Question

Using vector method, prove that the following points are collinear:
(i) A (6, −7, −1), B (2, −3, 1) and C (4, −5, 0)
(ii) A (2, −1, 3), B (4, 3, 1) and C (3, 1, 2)
(iii) A (1, 2, 7), B (2, 6, 3) and C (3, 10, −1)
(iv) A (−3, −2, −5), B (1, 2, 3) and C (3, 4, 7)

Answer 1

(i) Given the points $A\left(6,-7,-1\right),B\left(2,-3,1\right)$ and $C\left(4,-5,0\right)$. Then,
$\overrightarrow{AB}=$Position vector of B $-$ Position vector of A
$$\begin{gathered} =2\hat{i}-3\hat{j}+\hat{k}-6\hat{i}+7\hat{j}+\hat{k} \\ =-4\hat{i}+4\hat{j}+2\hat{k} \\ =-2\left(2\hat{i}-2\hat{j}-\hat{k}\right) \end{gathered}$$

$\overrightarrow{BC}=$Position vector of C $-$ Position vector of B
$$\begin{gathered} =4\hat{i}-5\hat{j}-2\hat{i}+3\hat{j}-\hat{k} \\ =2\hat{i}-2\hat{j}-\hat{k} \end{gathered}$$

$\therefore \overrightarrow{AB}=-2\overrightarrow{BC}$
$\mathrm{So},\overrightarrow{AB},\overrightarrow{BC}$ are parallel vectors. But $B$ is a point common to them.
Hence, the given points $A,B$ and $C$ are collinear.

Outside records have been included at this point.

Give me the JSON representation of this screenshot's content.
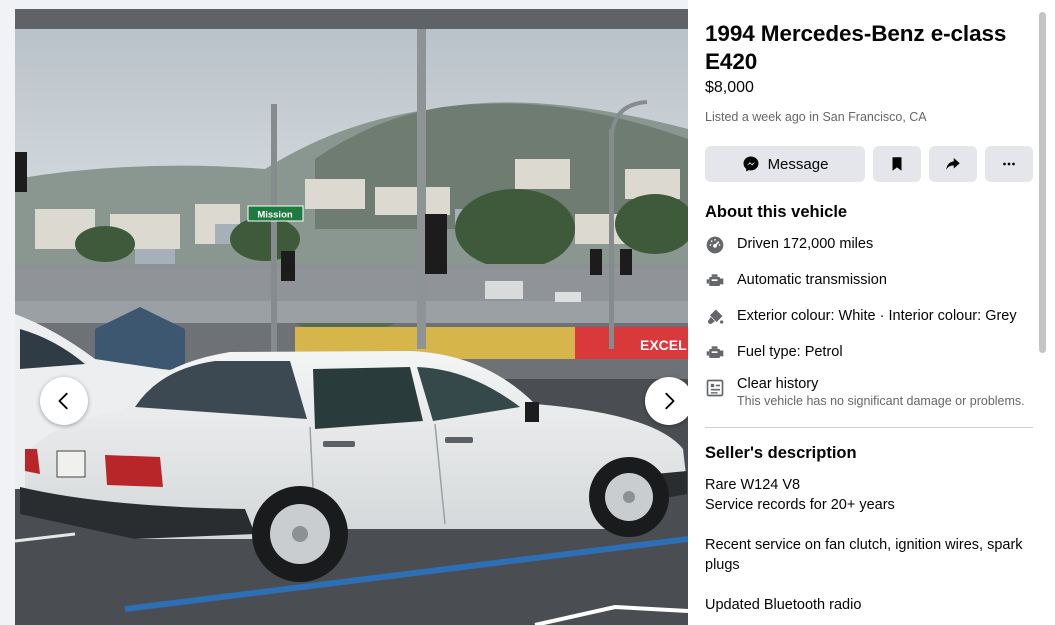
{
  "listing": {
    "title": "1994 Mercedes-Benz e-class E420",
    "price": "$8,000",
    "listed": "Listed a week ago in San Francisco, CA"
  },
  "actions": {
    "message_label": "Message",
    "save_icon": "bookmark-icon",
    "share_icon": "share-icon",
    "more_icon": "more-icon"
  },
  "photo": {
    "street_sign": "Mission",
    "banner_text": "EXCEL",
    "prev_icon": "chevron-left-icon",
    "next_icon": "chevron-right-icon"
  },
  "about": {
    "heading": "About this vehicle",
    "items": [
      {
        "icon": "speedometer-icon",
        "text": "Driven 172,000 miles"
      },
      {
        "icon": "engine-icon",
        "text": "Automatic transmission"
      },
      {
        "icon": "paint-icon",
        "text": "Exterior colour: White · Interior colour: Grey"
      },
      {
        "icon": "engine-icon",
        "text": "Fuel type: Petrol"
      },
      {
        "icon": "document-icon",
        "text": "Clear history",
        "sub": "This vehicle has no significant damage or problems."
      }
    ]
  },
  "seller": {
    "heading": "Seller's description",
    "lines": [
      "Rare W124 V8",
      "Service records for 20+ years",
      "Recent service on fan clutch, ignition wires, spark plugs",
      "Updated Bluetooth radio"
    ]
  },
  "colors": {
    "panel_bg": "#ffffff",
    "button_bg": "#e4e6eb",
    "secondary_text": "#65676b",
    "page_bg": "#f0f2f5"
  }
}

(ii) Given the points $A\left(2,-1,3\right),B\left(4,3,1\right)$ and $C\left(3,1,2\right)$. Then,
$\overrightarrow{AB}=$ Position vector of B $-$ Position vector of A
$$\begin{gathered} =4\hat{i}+3\hat{j}+\hat{k}-2\hat{i}+\hat{j}-3\hat{k} \\ =2\hat{i}+4\hat{j}-2\hat{k} \\ =-2\left(-\hat{i}-2\hat{j}+\hat{k}\right) \end{gathered}$$

$\overrightarrow{BC}=$ Position vector of C $-$ Position vector of B
$$\begin{gathered} =3\hat{i}+\hat{j}+2\hat{k}-4\hat{i}-3\hat{j}-\hat{k} \\ =-\hat{i}-2\hat{j}+\hat{k} \end{gathered}$$

$\therefore \overrightarrow{AB}=-2\overrightarrow{BC}$
$\mathrm{So},\overrightarrow{AB},\overrightarrow{BC}$ are parallel vectors. But $B$ is a point common to them.
Hence, The given points $A,B$ and $C$ are collinear.

(iii) Given the points $A\left(1,2,7\right),B\left(2,6,3\right)$ and $C\left(3,10,-1\right)$. Then,
$\overrightarrow{AB}=$ Position vector of B $-$ Position vector of A
$$\begin{gathered} =2\hat{i}+6\hat{j}+3\hat{k}-\hat{i}-2\hat{j}-7\hat{k} \\ =\hat{i}+4\hat{j}-4\hat{k} \end{gathered}$$

$\overrightarrow{BC}=$Position vector of C $-$ Position vector of B.
$$\begin{gathered} =3\hat{i}+10\hat{j}-\hat{k}-2\hat{i}-6\hat{j}-3\hat{k} \\ =\hat{i}+4\hat{j}-4\hat{k} \end{gathered}$$

$\therefore \overrightarrow{AB}=\overrightarrow{BC}$
$\mathrm{So},\overrightarrow{AB},\overrightarrow{BC}$ are parallel vectors. But $B$ is a point common to them.
Hence, the given points $A,B$ and $C$ are collinear.

(iv) Given the points $A\left(-3,-2,-5\right),B\left(1,2,3\right)$ and $C\left(3,4,7\right)$. Then,
$\overrightarrow{AB}=$Position vector of B $-$ Position vector of A
$$\begin{gathered} =\hat{i}+2\hat{j}+3\hat{k}+3\hat{i}+2\hat{j}+5\hat{k} \\ =4\hat{i}+4\hat{j}+8\hat{k} \\ =2\left(2\hat{i}+2\hat{j}+4\hat{k}\right) \end{gathered}$$

$\overrightarrow{BC}=$ Position vector of C $-$ Position vector of B
$$\begin{gathered} =3\hat{i}+4\hat{j}+7\hat{k}-\hat{i}-2\hat{j}-3\hat{k} \\ =2\hat{i}+2\hat{j}+4\hat{k} \end{gathered}$$

$\therefore \overrightarrow{AB}=2\overrightarrow{BC}$
$\mathrm{So},\overrightarrow{AB},\overrightarrow{BC}$ are parallel vectors. But $B$ is a point common to them.
Hence, the given points $A,B$ and $C$ are collinear.